5.16 Power Line Interference
Power line filters can keep some of the common-mode and differential interference from entering the hardware. In most cases, available filters do not function well below a few megahertz. The filtering reference conductor is usually the equipment grounding conductor that carries filter current back to the service entrance. If the equipment grounding path is inductive (long) then the filter cannot be effective. It is important to note that even with a good filter installation, some of the equipment ground current uses the racks, the signal conductors, and the cables that interconnect hardware to return to the service entrance. These currents represent field energy in the facility.
In a single phase power service, the neutral or grounded power conductor carries power currents for all the loads on a feeder and its branch circuits. This means that this conductor is not at the same potential as the equipment grounding conductor, which does not carry load current. The voltage impressed across a power transformer primary has some common-mode content caused by this neutral voltage drop.
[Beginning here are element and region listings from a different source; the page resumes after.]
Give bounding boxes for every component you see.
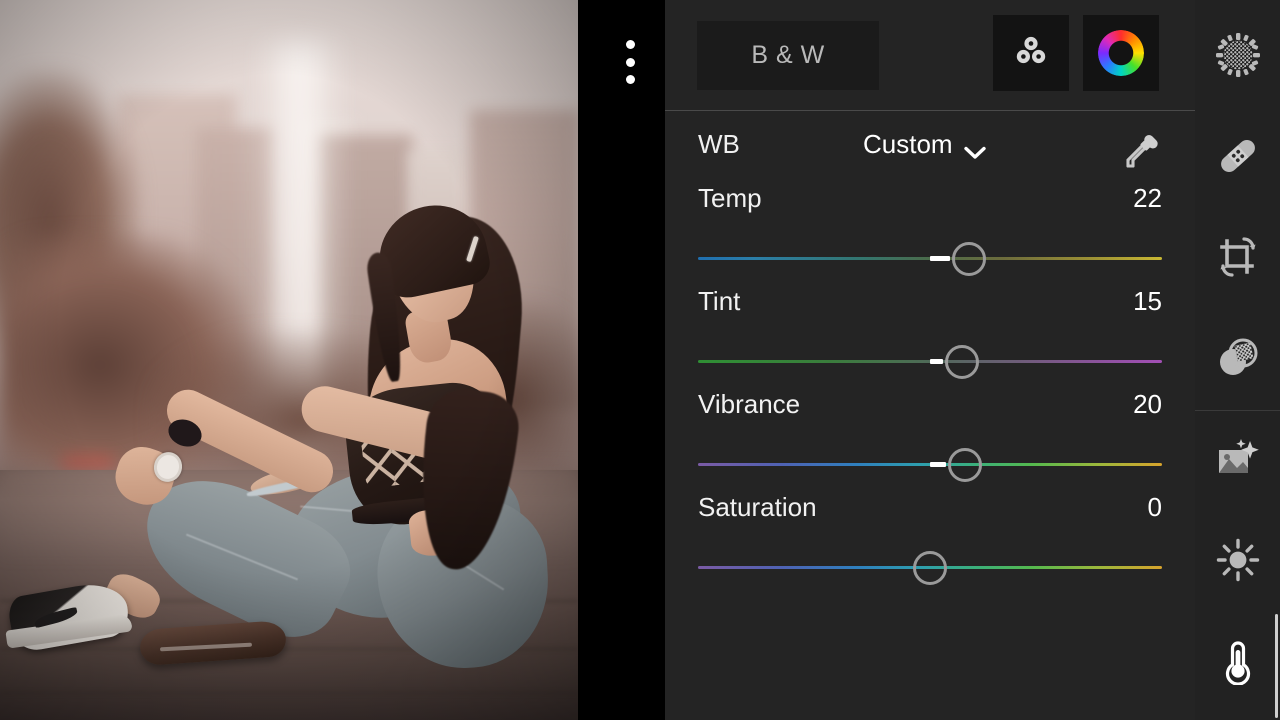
edited-photo[interactable] <box>0 0 578 720</box>
tool-healing-brush[interactable] <box>1195 108 1280 209</box>
slider-value: 20 <box>1133 389 1162 419</box>
slider-saturation[interactable]: Saturation 0 <box>665 486 1195 589</box>
slider-vibrance[interactable]: Vibrance 20 <box>665 383 1195 486</box>
tool-light[interactable] <box>1195 512 1280 613</box>
slider-track-area[interactable] <box>698 551 1162 585</box>
tool-color[interactable] <box>1195 613 1280 714</box>
slider-tint[interactable]: Tint 15 <box>665 280 1195 383</box>
vertical-scrollbar[interactable] <box>1275 614 1278 718</box>
eyedropper-icon[interactable] <box>1119 129 1165 180</box>
slider-knob[interactable] <box>947 448 982 482</box>
adjustment-rows: WB Custom Temp 22 Tint 15 Vibrance 20 Sa… <box>665 111 1195 589</box>
color-mix-button[interactable] <box>993 15 1069 91</box>
color-wheel-button[interactable] <box>1083 15 1159 91</box>
bw-toggle-button[interactable]: B & W <box>697 21 879 90</box>
color-wheel-icon <box>1098 30 1144 76</box>
color-mix-icon <box>1011 31 1051 76</box>
crop-rotate-icon <box>1214 233 1262 286</box>
slider-header: Vibrance 20 <box>698 383 1162 420</box>
slider-value: 22 <box>1133 183 1162 213</box>
slider-knob[interactable] <box>913 551 947 585</box>
tool-clone-stamp[interactable] <box>1195 310 1280 411</box>
slider-value: 0 <box>1147 492 1162 522</box>
slider-header: Tint 15 <box>698 280 1162 317</box>
sun-icon <box>1214 536 1262 589</box>
slider-label: Vibrance <box>698 389 801 419</box>
slider-fill <box>930 462 946 467</box>
wb-dropdown[interactable]: Custom <box>863 128 986 160</box>
tool-effects[interactable] <box>1195 411 1280 512</box>
panel-header: B & W <box>665 0 1195 111</box>
slider-track-area[interactable] <box>698 448 1162 482</box>
clone-stamp-icon <box>1214 334 1262 387</box>
tools-sidebar <box>1195 0 1280 720</box>
slider-fill <box>930 359 944 364</box>
image-sparkle-icon <box>1214 435 1262 488</box>
slider-fill <box>930 256 951 261</box>
slider-knob[interactable] <box>952 242 987 276</box>
color-edit-panel: B & W WB Custom Temp 22 Tint 15 Vibrance… <box>665 0 1195 720</box>
slider-header: Saturation 0 <box>698 486 1162 523</box>
slider-track-area[interactable] <box>698 345 1162 379</box>
slider-temp[interactable]: Temp 22 <box>665 177 1195 280</box>
editor-window: B & W WB Custom Temp 22 Tint 15 Vibrance… <box>0 0 1280 720</box>
slider-header: Temp 22 <box>698 177 1162 214</box>
bw-toggle-label: B & W <box>751 41 825 69</box>
halftone-circle-icon <box>1214 31 1262 84</box>
slider-knob[interactable] <box>945 345 980 379</box>
thermometer-icon <box>1214 637 1262 690</box>
tool-healing-texture[interactable] <box>1195 7 1280 108</box>
canvas-letterbox <box>578 0 665 720</box>
slider-track-area[interactable] <box>698 242 1162 276</box>
wb-value-label: Custom <box>863 128 953 159</box>
bandage-icon <box>1214 132 1262 185</box>
slider-label: Tint <box>698 286 741 316</box>
slider-value: 15 <box>1133 286 1162 316</box>
white-balance-row: WB Custom <box>665 111 1195 177</box>
tool-crop-rotate[interactable] <box>1195 209 1280 310</box>
photo-vignette <box>0 0 578 720</box>
wb-label: WB <box>698 128 740 159</box>
more-vertical-icon[interactable] <box>622 40 638 84</box>
slider-label: Saturation <box>698 492 817 522</box>
photo-canvas[interactable] <box>0 0 665 720</box>
slider-label: Temp <box>698 183 762 213</box>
The content depends on the attenuation provided by the line filter. Filtering effectivity depends on whether every power conductor is filtered and how the filters are installed.
If there is a power transformer, there is a capacitance from turns on the primary coils to the secondary coils. Common-mode interference on the primary coil will flow through this capacitance to the circuits on the secondaries. The paths involve all conductors that connect to circuit common. This means that there is interference current flowing on signal commons that exit the hardware and any equipment ground connections. These signal commons are often shields or conductors in a ribbon cable.
It is against the code to place any component in series with the equipment grounding conductor. This includes filter inductors. If this component should open circuit then the fault path is broken, creating a hazardous condition. The equipment grounding conductor must connect to the conducting hardware framework. If the connection is made to an inside surface then fields carried on the conductor can directly radiate into the hardware. The right way to terminate the equipment ground on hardware is on an external conducting surface.
It is difficult to build switching circuits without generating some radiated field. This field can couple to power leads and exit the hardware even if there are line filters. In hardware that uses DC/DC converters, the fields that couple out on the power line can be a serious problem. These converters involve semiconductor switches that have short rise times. The currents that flow in a few picofarads of parasitic capacitance can be hundreds of milliamperes. This current can be reduced by careful construction inside the converter transformers and by the proper placement of converter filters. In large systems, there can be hundreds of these converters in operation, all switching at different frequencies. The result can be a very noisy facility.
Large motors often use speed or torque controllers that switch power in mid cycle. This switching can create interference on the power conductors. This can be troublesome, if this same power enters other electronic hardware. The fields resulting from this switching can radiate and leave the conductors. These fields cause surface currents on all nearby conductors and can enter hardware on shields and signal conductors. Fluorescent lamps create fields that can propagate on all nearby conductors. These currents can also enter hardware on signal cables and on power conductors.